Outre les préoccupations liées aux droits d'auteur, GitHub Copilot fait débat quant à la qualité du code suggéré. Sur son blog, le développeur Maxim Khailo estime que les performances de l'outil seront globalement inférieures à celles d’un codeur humain. «C'est plus rapide que le copier-coller de bouts de code, car Copilot complétera automatiquement le code qui sera probablement compilé et nécessitera moins de corrections humaines. Tous les programmeurs comprennent pourquoi le copier-coller de code est mauvais.

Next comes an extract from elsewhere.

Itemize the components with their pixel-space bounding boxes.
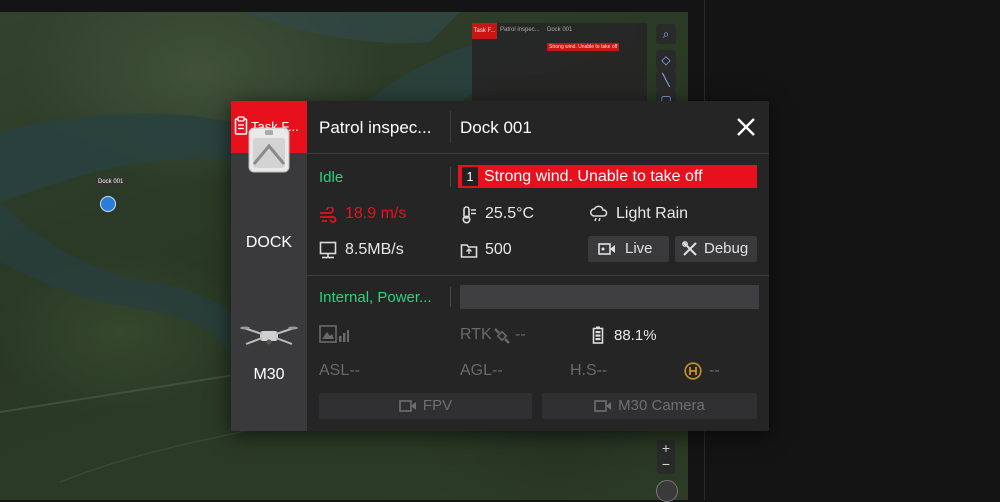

Cela introduit probablement des bugs. Avec Copilot, les bugs seront transmis plus vite que la vitesse de la pensée», fait observer le développeur.
Connu pour ses contributions autour de l’IA sur la plateforme Medium, le blogueur et développeur surnommé Chris The Data Guy estime lui aussi que Copilot ne remplacera jamais la créativité des experts de la programmation informatique. En revanche, il note que ce type d’outil low code/no code pourraient empêcher les débutants d'aiguiser leurs savoir-faire en créant des applications à la complexité limitée. En outre, si les meilleurs développeurs peuvent booster leur productivité avec ces outils, ils risqueraient de s'accaparer la majorité des contrats, ne laissant que des miettes à leurs confrères moins doués. Enfin, l’expert craint que ces solutions d'assistance au codage transforment les logiciels en boîte noire, car «comment comprendre le code que l'IA écrit si nous n'écrivons plus de code?».
Bref, les enjeux sont complexes et immenses, comme le résume sur Linkedin l’experte en IA et ingénierie logicielle Dagmar Monett: «Je peux vous dire avec une certitude absolue que nous avons devant nous le prochain casse-tête de l'IA. [Ces outils] rendront probablement les avocats riches lorsque les propriétaires de code sous licence sur GitHub commenceront à poursuivre les constructeurs du corpus de Copilot.»